Poorly rendered portraits of great African and African American leaders such as Martin Luther King Jr.
, Nelson Mandela, abounded in K-marts and on street corners.
Leather necklaces fashioned in the shape of the African continent decorated the necks of black teens while the likeness of Malcolm X graced everything from T-shirts to baseball caps.
The traditional clothing of Africa, worn with such pride over twenty five years ago, was usurped by Madison Avenue to satisfy the public's craze for ethnic clothing.
Fast forward to the new millennium.
Once again wearing one's hair natural is frowned upon except in the entertainment industry and certain counter cultural circles; and the chemical relaxer, ironically bearing such names as Dark and Lovely and African Pride, has become the millennial version of the pressing comb.
Even bleaching cream, now euphemistically referred to as skin evener, is back.
The smiling blonde ideal continues to influence and define the physical perceptions of Black Americans years after we supposedly shook her influence for good.
But there is another image driving Black self-hatred, an image which is perhaps the most insidious of all.
Of course this woman's face is also a fantasy, an ideal thrust upon us by the dominant culture.
Her face is supposed to represent Blacks, but in reality she is something in between.
This woman is very light skinned, her hair is long, brown and loosely curled, her eyes often hazel or green.
Like most media images this one is non-representative, but it exists because it puts White America more at ease.
The harm in such an image is its ubiquitousness in a medium with incredible influence over so many young Blacks.
The message of such an image is obvious and culturally tragic.
Because of it, many of us endlessly straighten our hair, bleach our skins, mutilate our African features and wear colored contact lenses, effectively denying our cultural identity.
We demean ourselves by accepting a beauty standard imposed upon us for the twin purposes of dividing our people and assuring that we remain second class citizens, if only in our minds.
Not to say that Blacks born with more Caucasoid features are somehow less black or that those of us who chose to straighten our hair are ignorant of or ashamed of their African identity.
The argument isn't about who is black or who is not.
There is far more at stake than this simple statement.
At stake is our universal identity as a people.

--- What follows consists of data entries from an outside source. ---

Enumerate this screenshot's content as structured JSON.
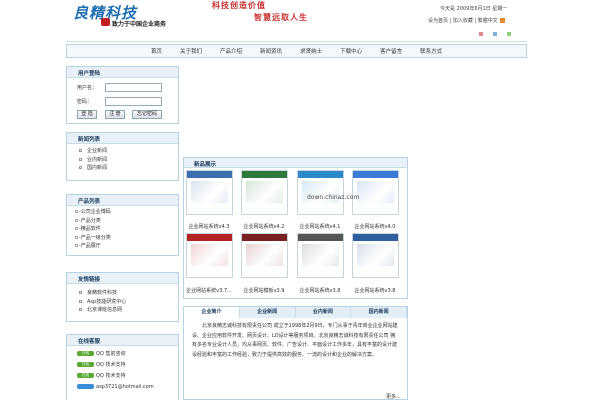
{
  "header": {
    "logo_text": "良精科技",
    "logo_sub": "致力于中国企业商务",
    "slogan1": "科技创造价值",
    "slogan2": "智慧远取人生",
    "date": "今天是  2009年6月1日  星期一",
    "links": [
      "设为首页",
      "加入收藏",
      "繁體中文"
    ],
    "swatch_colors": [
      "#e58a8a",
      "#7fb0e0",
      "#8ccf7a"
    ]
  },
  "nav": {
    "items": [
      "首页",
      "关于我们",
      "产品介绍",
      "新闻资讯",
      "求贤纳士",
      "下载中心",
      "客户留言",
      "联系方式"
    ]
  },
  "login": {
    "title": "用户登陆",
    "username_label": "用户名：",
    "password_label": "密码：",
    "buttons": [
      "登 陆",
      "注 册",
      "忘记密码"
    ]
  },
  "news": {
    "title": "新闻列表",
    "items": [
      "企业新闻",
      "业内新闻",
      "国内新闻"
    ]
  },
  "products_list": {
    "title": "产品列表",
    "items": [
      "-公司企业博码",
      "-产品分类",
      "-精品软件",
      "-产品一级分类",
      "-产品展厅"
    ]
  },
  "links_box": {
    "title": "友情链接",
    "items": [
      "良精软件科技",
      "Asp技能研究中心",
      "北京课班信息网"
    ]
  },
  "support": {
    "title": "在线客服",
    "qq_badge": "在线",
    "items": [
      "QQ 售前咨询",
      "QQ 技术支持",
      "QQ 技术支持"
    ],
    "email": "asp3721@hotmail.com"
  },
  "showcase": {
    "title": "新品展示",
    "watermark": "down.chinaz.com",
    "products": [
      {
        "caption": "企业网站系统v4.3",
        "color": "#3b6fb0"
      },
      {
        "caption": "企业网站系统v4.2",
        "color": "#2e7a3c"
      },
      {
        "caption": "企业网站系统v4.1",
        "color": "#2c8ac8"
      },
      {
        "caption": "企业网站系统v4.0",
        "color": "#3a7bd5"
      },
      {
        "caption": "企业网站系统v3.7...",
        "color": "#b22222"
      },
      {
        "caption": "企业网站模板v3.9",
        "color": "#7a2020"
      },
      {
        "caption": "企业网站系统v3.8",
        "color": "#555555"
      },
      {
        "caption": "企业网站系统v3.8",
        "color": "#2f5f9e"
      }
    ]
  },
  "tabs": {
    "items": [
      "企业简介",
      "企业新闻",
      "业内新闻",
      "国内新闻"
    ],
    "active_index": 0,
    "body": "北京良精志诚科技有限责任公司 成立于1998年2月9日，专门从事于青年商业企业网站建设、企业应用软件开发、网页设计、LO设计等服务项目。北京良精志诚科技有限责任公司 拥有多名专业设计人员，均从事网页、软件、广告设计、平面设计工作多年，具有丰富的设计建设经验和丰富的工作经验，致力于提供高效的服务、一流的设计和企业的解决方案。",
    "more": "更多..."
  }
}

For who are we truly if we continue to allow ourselves to be defined by a culture that often refused to recognize us as full citizens?Who are we if we continue to allow such a culture to define us in a way that negatively affects the self esteem of our children and sometimes our own? I think about my youngest sister, who is not bi-racial, but for all the world appears to be.
She is a lovely young lady with tawny skin, hazel eyes and wavy, chocolate-brown hair.
How often I have heard other blacks praise hair like hers as being good while in the same breath deriding the woolly textured hair more prevalent among us as "nappy", "kinky", and even plain "bad".
In truth there is nothing intrinsically beautiful nor superior in straight or woolly hair, in light or dark skin in blue or brown eyes.
Racial phenotype, the major physical differences found among the "races" are nothing more than climatic adaptations, much like the white coats of arctic animals.
The beauty in one's racial features derives from the recognition that they are one's own.
Each of us should take pride in how we look.
Whites and Asians certainly do, why don't we? Black people come in a rainbow of skin colors, ranging from fair ivory to deep ebony, and our hair textures vary from bone straight to woolly.
We should celebrate all of our beautiful variances, and we, not some European standard, should and indeed must, define our outer beauty.
If we cannot define who we are, what we are, and how we should look, we will forever remain victims of the worst type of slavery.